3. There’s no right way to pray, any more than there’s a right way to be a friend. What’s “best” is what works best for you.
4. Remember three things and save yourself lots of unneeded heartache: You’re not God. This ain’t heaven. Don’t act like a jerk.
5. Your deepest, most heartfelt desires are God’s desires for you. And vice versa. Listen. And follow them.
6. Within you is the idea of your best self. Act as if you were that person and you will become that person, with God’s grace.
7. Don’t worry too much about the worst that can happen. Even if it happens, God is with you, and you can handle it. Really.
8. You can’t force people to approve of you, agree with you, be impressed with you, love you or even like you. Stop trying.
9. When we compare, we are usually imagining someone else’s life falsely. So our real-life loses out. i.e. Compare and despair.
10. Even when you finally realized the right thing, or the Christian thing, to do, it can still be hard to do. Do it anyway.
11. Seven things to say frequently: I love you. Thank you. Thank you, God. Forgive me. I’m so happy for you! Why not? Yes.
12. Peace and joy come after asking God to free you — from anything that keeps you from being loving and compassionate.
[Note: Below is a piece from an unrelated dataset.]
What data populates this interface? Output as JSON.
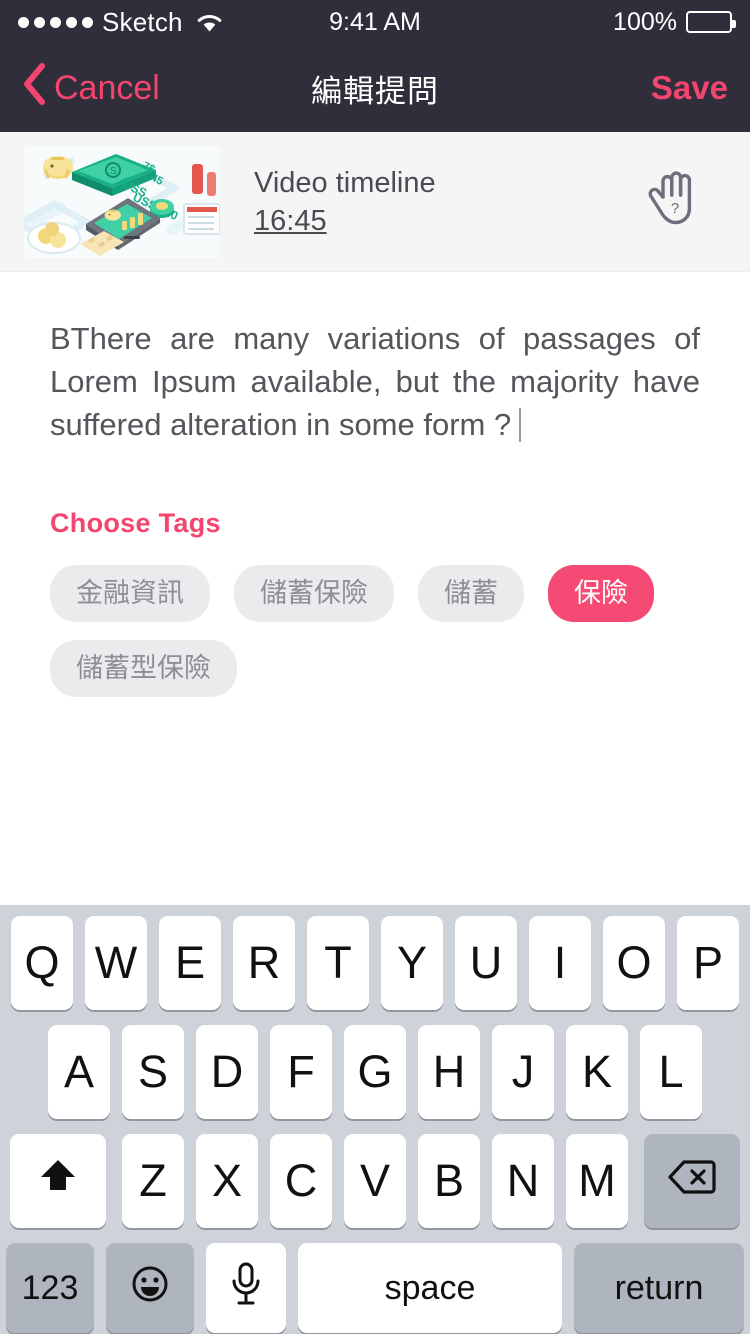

— Rev. James Martin, S.J., December 30, 2010, Huffington Post
Rev. James Martin, S.J. is a Jesuit priest, the culture editor of America magazine and author of numerous books, including The Jesuit Guide to (Almost) Everything. He is also the author of My Life with the Saints which Publishers Weekly named one of the Best Books of 2006. Father Martin is a frequent commentator in the national and international media. Before entering the Jesuits in 1988 he graduated from the Wharton School of Business and worked with General Electric for several years. He now lives in New York City.